Therefore the beneficiary of the deceased estate will be eligible for the small business CGT concessions.

Further information on the relevant factors and death and small business CGT concessions generally can be found on our website ato.gov.au and entering Quick Code QC48078 into the search bar at the top right of the page.

This ruling applies for the following period:

30 June 20ZZ

The scheme commences on:

1 July 20XY

Relevant facts and circumstances

This ruling is based on the facts stated in the description of the scheme that is set out below. If your circumstances are materially different from these facts, this ruling has no effect and you cannot rely on it. The fact sheet has more information about relying on your private ruling.

The deceased passed away in 20XX.

The deceased owned property pre-CGT (parcel A) totalling more than 2 hectares.

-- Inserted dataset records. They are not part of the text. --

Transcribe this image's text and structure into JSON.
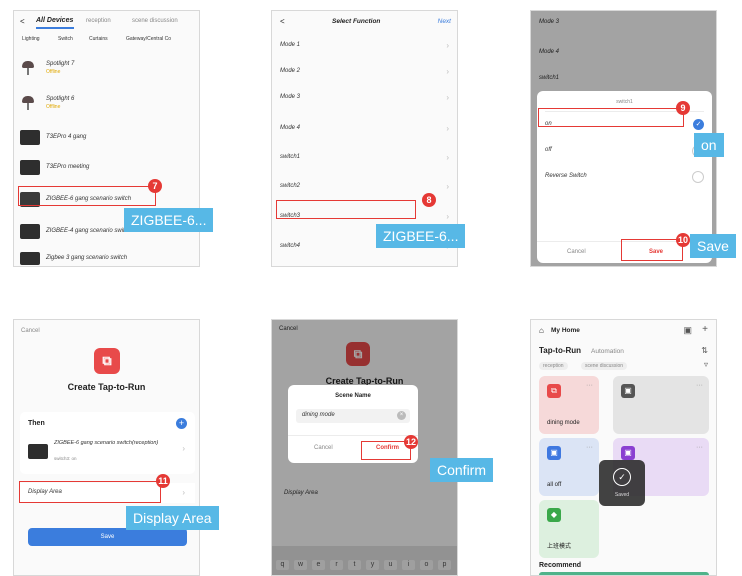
{
  "s1": {
    "back": "<",
    "tabs": [
      "All Devices",
      "reception",
      "scene discussion"
    ],
    "subtabs": [
      "Lighting",
      "Switch",
      "Curtains",
      "Gateway/Central Co"
    ],
    "devices": [
      {
        "name": "Spotlight 7",
        "status": "Offline"
      },
      {
        "name": "Spotlight 6",
        "status": "Offline"
      },
      {
        "name": "T3EPro 4 gang",
        "status": ""
      },
      {
        "name": "T3EPro meeting",
        "status": ""
      },
      {
        "name": "ZIGBEE-6 gang scenario switch",
        "status": ""
      },
      {
        "name": "ZIGBEE-4 gang scenario switch",
        "status": ""
      },
      {
        "name": "Zigbee 3 gang scenario switch",
        "status": ""
      }
    ],
    "step": "7",
    "callout": "ZIGBEE-6..."
  },
  "s2": {
    "back": "<",
    "title": "Select Function",
    "next": "Next",
    "items": [
      "Mode 1",
      "Mode 2",
      "Mode 3",
      "Mode 4",
      "switch1",
      "switch2",
      "switch3",
      "switch4"
    ],
    "step": "8",
    "callout": "ZIGBEE-6..."
  },
  "s3": {
    "bg_items": [
      "Mode 3",
      "Mode 4",
      "switch1"
    ],
    "dialog_title": "switch1",
    "options": [
      "on",
      "off",
      "Reverse Switch"
    ],
    "cancel": "Cancel",
    "save": "Save",
    "step_on": "9",
    "step_save": "10",
    "callout_on": "on",
    "callout_save": "Save"
  },
  "s4": {
    "cancel": "Cancel",
    "title": "Create Tap-to-Run",
    "then": "Then",
    "device_name": "ZIGBEE-6 gang scenario switch(reception)",
    "device_sub": "switch3: on",
    "display_area": "Display Area",
    "save": "Save",
    "step": "11",
    "callout": "Display Area"
  },
  "s5": {
    "cancel": "Cancel",
    "bg_title": "Create Tap-to-Run",
    "dialog_title": "Scene Name",
    "input_value": "dining mode",
    "cancel_btn": "Cancel",
    "confirm_btn": "Confirm",
    "display_area": "Display Area",
    "step": "12",
    "callout": "Confirm",
    "keys": [
      "q",
      "w",
      "e",
      "r",
      "t",
      "y",
      "u",
      "i",
      "o",
      "p"
    ]
  },
  "s6": {
    "home": "My Home",
    "tab_active": "Tap-to-Run",
    "tab_other": "Automation",
    "chips": [
      "reception",
      "scene discussion"
    ],
    "tiles": [
      {
        "label": "dining mode",
        "color": "#e84a4a",
        "bg": "#f6d9d9"
      },
      {
        "label": "",
        "color": "#555555",
        "bg": "#e4e4e4"
      },
      {
        "label": "all off",
        "color": "#3f78e0",
        "bg": "#dbe4f5"
      },
      {
        "label": "",
        "color": "#8a3fd1",
        "bg": "#e9dbf5"
      },
      {
        "label": "上班模式",
        "color": "#3aa84a",
        "bg": "#ddf0df"
      }
    ],
    "toast": "Saved",
    "recommend": "Recommend"
  },
  "colors": {
    "accent": "#3b7ddd",
    "step": "#e53935",
    "callout": "#57b8e6"
  }
}
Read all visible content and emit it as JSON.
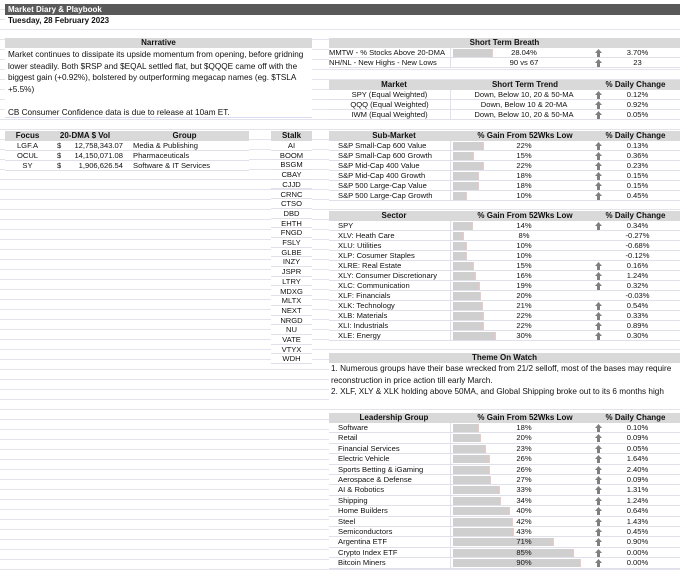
{
  "header": {
    "title": "Market Diary & Playbook",
    "date": "Tuesday, 28 February 2023"
  },
  "narrative": {
    "title": "Narrative",
    "paragraph1": "Market continues to dissipate its upside momentum from opening, before gridning lower steadily. Both $RSP and $EQAL settled flat, but $QQQE came off with the biggest gain (+0.92%), bolstered by outperforming megacap names (eg. $TSLA +5.5%)",
    "paragraph2": "CB Consumer Confidence data is due to release at 10am ET."
  },
  "focus": {
    "headers": [
      "Focus",
      "20-DMA $ Vol",
      "Group"
    ],
    "rows": [
      {
        "ticker": "LGF.A",
        "cur": "$",
        "vol": "12,758,343.07",
        "group": "Media & Publishing"
      },
      {
        "ticker": "OCUL",
        "cur": "$",
        "vol": "14,150,071.08",
        "group": "Pharmaceuticals"
      },
      {
        "ticker": "SY",
        "cur": "$",
        "vol": "1,906,626.54",
        "group": "Software & IT Services"
      }
    ]
  },
  "stalk": {
    "header": "Stalk",
    "items": [
      "AI",
      "BOOM",
      "BSGM",
      "CBAY",
      "CJJD",
      "CRNC",
      "CTSO",
      "DBD",
      "EHTH",
      "FNGD",
      "FSLY",
      "GLBE",
      "INZY",
      "JSPR",
      "LTRY",
      "MDXG",
      "MLTX",
      "NEXT",
      "NRGD",
      "NU",
      "VATE",
      "VTYX",
      "WDH"
    ]
  },
  "breath": {
    "title": "Short Term Breath",
    "rows": [
      {
        "label": "MMTW - % Stocks Above 20-DMA",
        "value": "28.04%",
        "bar": 28.04,
        "up": true,
        "change": "3.70%"
      },
      {
        "label": "NH/NL - New Highs - New Lows",
        "value": "90 vs 67",
        "up": true,
        "change": "23"
      }
    ]
  },
  "market": {
    "headers": [
      "Market",
      "Short Term Trend",
      "% Daily Change"
    ],
    "rows": [
      {
        "label": "SPY (Equal Weighted)",
        "value": "Down, Below 10, 20 & 50-MA",
        "up": true,
        "change": "0.12%"
      },
      {
        "label": "QQQ (Equal Weighted)",
        "value": "Down, Below 10 & 20-MA",
        "up": true,
        "change": "0.92%"
      },
      {
        "label": "IWM (Equal Weighted)",
        "value": "Down, Below 10, 20 & 50-MA",
        "up": true,
        "change": "0.05%"
      }
    ]
  },
  "submarket": {
    "headers": [
      "Sub-Market",
      "% Gain From 52Wks Low",
      "% Daily Change"
    ],
    "rows": [
      {
        "label": "S&P Small-Cap 600 Value",
        "value": "22%",
        "bar": 22,
        "up": true,
        "change": "0.13%"
      },
      {
        "label": "S&P Small-Cap 600 Growth",
        "value": "15%",
        "bar": 15,
        "up": true,
        "change": "0.36%"
      },
      {
        "label": "S&P Mid-Cap 400 Value",
        "value": "22%",
        "bar": 22,
        "up": true,
        "change": "0.23%"
      },
      {
        "label": "S&P Mid-Cap 400 Growth",
        "value": "18%",
        "bar": 18,
        "up": true,
        "change": "0.15%"
      },
      {
        "label": "S&P 500 Large-Cap Value",
        "value": "18%",
        "bar": 18,
        "up": true,
        "change": "0.15%"
      },
      {
        "label": "S&P 500 Large-Cap Growth",
        "value": "10%",
        "bar": 10,
        "up": true,
        "change": "0.45%"
      }
    ]
  },
  "sector": {
    "headers": [
      "Sector",
      "% Gain From 52Wks Low",
      "% Daily Change"
    ],
    "rows": [
      {
        "label": "SPY",
        "value": "14%",
        "bar": 14,
        "up": true,
        "change": "0.34%"
      },
      {
        "label": "XLV:  Heath Care",
        "value": "8%",
        "bar": 8,
        "up": false,
        "change": "-0.27%"
      },
      {
        "label": "XLU:  Utilities",
        "value": "10%",
        "bar": 10,
        "up": false,
        "change": "-0.68%"
      },
      {
        "label": "XLP:  Cosumer Staples",
        "value": "10%",
        "bar": 10,
        "up": false,
        "change": "-0.12%"
      },
      {
        "label": "XLRE: Real Estate",
        "value": "15%",
        "bar": 15,
        "up": true,
        "change": "0.16%"
      },
      {
        "label": "XLY:  Consumer Discretionary",
        "value": "16%",
        "bar": 16,
        "up": true,
        "change": "1.24%"
      },
      {
        "label": "XLC:  Communication",
        "value": "19%",
        "bar": 19,
        "up": true,
        "change": "0.32%"
      },
      {
        "label": "XLF:   Financials",
        "value": "20%",
        "bar": 20,
        "up": false,
        "change": "-0.03%"
      },
      {
        "label": "XLK:  Technology",
        "value": "21%",
        "bar": 21,
        "up": true,
        "change": "0.54%"
      },
      {
        "label": "XLB:   Materials",
        "value": "22%",
        "bar": 22,
        "up": true,
        "change": "0.33%"
      },
      {
        "label": "XLI:    Industrials",
        "value": "22%",
        "bar": 22,
        "up": true,
        "change": "0.89%"
      },
      {
        "label": "XLE:  Energy",
        "value": "30%",
        "bar": 30,
        "up": true,
        "change": "0.30%"
      }
    ]
  },
  "theme": {
    "title": "Theme On Watch",
    "line1": "1. Numerous groups have their base wrecked from 21/2 selloff, most of the bases may require reconstruction in price action till early March.",
    "line2": "2. XLF, XLY & XLK holding above 50MA, and Global Shipping broke out to its 6 months high"
  },
  "leadership": {
    "headers": [
      "Leadership Group",
      "% Gain From 52Wks Low",
      "% Daily Change"
    ],
    "rows": [
      {
        "label": "Software",
        "value": "18%",
        "bar": 18,
        "up": true,
        "change": "0.10%"
      },
      {
        "label": "Retail",
        "value": "20%",
        "bar": 20,
        "up": true,
        "change": "0.09%"
      },
      {
        "label": "Financial Services",
        "value": "23%",
        "bar": 23,
        "up": true,
        "change": "0.05%"
      },
      {
        "label": "Electric Vehicle",
        "value": "26%",
        "bar": 26,
        "up": true,
        "change": "1.64%"
      },
      {
        "label": "Sports Betting & iGaming",
        "value": "26%",
        "bar": 26,
        "up": true,
        "change": "2.40%"
      },
      {
        "label": "Aerospace & Defense",
        "value": "27%",
        "bar": 27,
        "up": true,
        "change": "0.09%"
      },
      {
        "label": "AI & Robotics",
        "value": "33%",
        "bar": 33,
        "up": true,
        "change": "1.31%"
      },
      {
        "label": "Shipping",
        "value": "34%",
        "bar": 34,
        "up": true,
        "change": "1.24%"
      },
      {
        "label": "Home Builders",
        "value": "40%",
        "bar": 40,
        "up": true,
        "change": "0.64%"
      },
      {
        "label": "Steel",
        "value": "42%",
        "bar": 42,
        "up": true,
        "change": "1.43%"
      },
      {
        "label": "Semiconductors",
        "value": "43%",
        "bar": 43,
        "up": true,
        "change": "0.45%"
      },
      {
        "label": "Argentina ETF",
        "value": "71%",
        "bar": 71,
        "up": true,
        "change": "0.90%"
      },
      {
        "label": "Crypto Index ETF",
        "value": "85%",
        "bar": 85,
        "up": true,
        "change": "0.00%"
      },
      {
        "label": "Bitcoin Miners",
        "value": "90%",
        "bar": 90,
        "up": true,
        "change": "0.00%"
      }
    ]
  },
  "colors": {
    "title_bar": "#595959",
    "header_fill": "#d9d9d9",
    "data_bar": "#cfcfcf",
    "arrow": "#7f7f7f"
  }
}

The deceased’s main residence is included in parcel A.

The deceased owned property post-CGT (parcel B) totalling more than 2 hectares.

The location of the property is in a remote area.

The deceased had continual ownership of the assets for more than 15 years.

The deceased appointed a sole beneficiary and a sole executor.

The executor cares for the beneficiary and attempted to administer the estate as soon as practicable.

Parcels A and B were leased before the deceased’s date of death and the business continued (post date of death) until sold.

Parcel A had a contract of sale in 20XY and settled in 20XY.

Parcel B was under a government agreement and was bound by this agreement and could not be sold separately.

Parcel B had a contract of sale in 20YY and settled in 20YY.

Relevant legislative provisions

Income Tax Assessment Act 1997 section 104-10,

Income Tax Assessment Act 1997 section 118-195

Income Tax Assessment Act 1997 subsection 118-195(1).

Income Tax Assessment Act 1997 Section 152-80.